People with a disability or a mental illness and their families have not had sufficient access to the services, programs and funding necessary for fully independent inclusion in society.
For a person with a disability to participate in the community, in many circumstances, equipment and organisational assistance is needed.
There are many aspects to the inclusion of people with a disability in society and their ability to have a full and meaningful life: social engagement, meaningful participation, education, employment and general activities of one's life and the availability and funding for necessary specialised health care.
The most important aspect is the right to have choice and control over one's life. An issue I am particularly passionate about is the right to appropriate living standards and housing.
Too many young Australians with disabilities are dwindling their lives away in nursing homes and other institutions. Australia needs to put a hasty end to this issue, which should have been resolved at the end of the 1990s. The lack of available housing and support opportunities needs to improve swiftly.
Families and carers of persons with a disability have long struggled, trying to fight their way through the system. Fighting for fairness, dignity, equity, and the right to have levels of choice and freedom in their child's life. Parents want to help their child be the best they can be, to have a life that's not so clinical, but fulfils, to a point, the concept of 'normal'.
There are those who, for several reasons, have had to endure life in inappropriate living conditions, simply because there is “nowhere else to go”, especially for those with higher needs. It is unacceptable, in this day and age, that people as young as 16 (or younger), are placed in institutionalised environments with those who are 40, 50 or 60 years their senior — or, in correctional facilities, as seen in a case in Western Australia.
I was born with spina bifida, and am in a wheelchair as a result. Until a couple of years ago, I was an active university student. I had the average hectic life of a 20-something. In the middle of 2012, a recurring health condition reared its ugly head once more, in the form of a stage-four pressure sore (one of the perils of being stuck in the wheelchair).

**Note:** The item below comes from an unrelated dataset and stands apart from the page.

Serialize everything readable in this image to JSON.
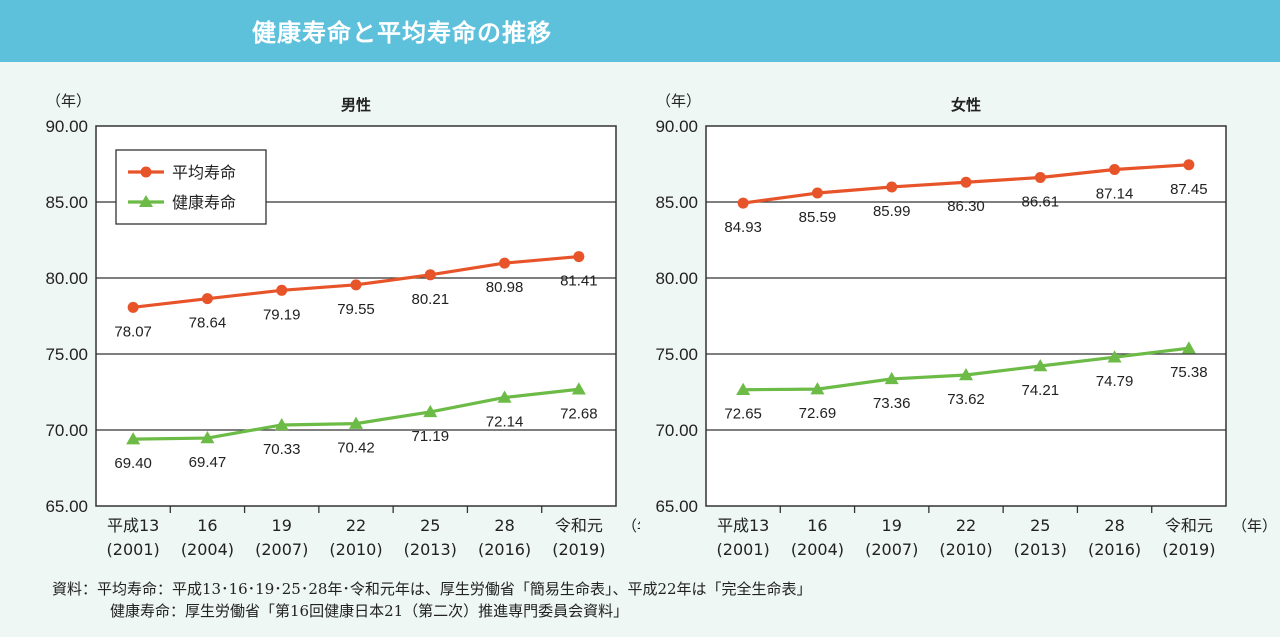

I was hospitalised for three months, going through daily treatments and (in my head) seemingly unnecessary interventions.
Afterwards I was transferred to transitional care in an aged care facility.
I spent four months at this place, feeling isolated and alone, with only the rare few who I could truly confide in and trust. I felt like I was going mad, losing control. I shut myself off, most of the time in my room, as if I didn't fit in. Well, I didn't really.
I was then transferred to where I am now, and have been here for more than a year. Everyone is fantastic here — I cannot speak highly enough of the nursing staff — but it is still an institution that houses those two, three or four generations ahead of me. I am confronted with aged care-related end of life circumstances daily, which has led me to depression on a couple of occasions.
Despite this, I am trying hard not to let this damage my outer leather. Rather, I’m trying to defy the constraints of residing in this environment as much as possible. I am hoping that the National Disability Insurance Scheme (NDIS) can help me make the slow path back to recovery and the independent life I want to lead. Where I can be free, to be me.
No young person should be forced to live in an environment where they feel isolated or alone. Rather, they should be able to live a life of their own choosing, within the community; to live with those of similar age and ability; to live a life of independence, dignity and freedom; to live a life where one can have free choice and thought, over the simple aspects in life; to be able to let friends, family and partners into their living environment.
Families of those with a disability should be kept together, rather than torn apart, due to a family member being admitted to a facility. To live in an environment that you feel proud to call home, where you can be free to be yourself.
In dollar terms, a manual wheelchair can cost up to $6000, an electric one $10,000. Care costs can run into tens of thousands of dollars.
For this and many other reasons, it is imperative that the NDIS and its current structure are retained and developed in the future.
Those living with a disability and their families should be able to access the help they need in an equitable manner, without any financial hardship; to access appropriate accommodation opportunities; to have gainful education and employment.
An assurance from the current government, particularly considering the undesirable reshuffle of cabinet, that the NDIS is here to stay would be appreciated from many Australians with a disability and their families.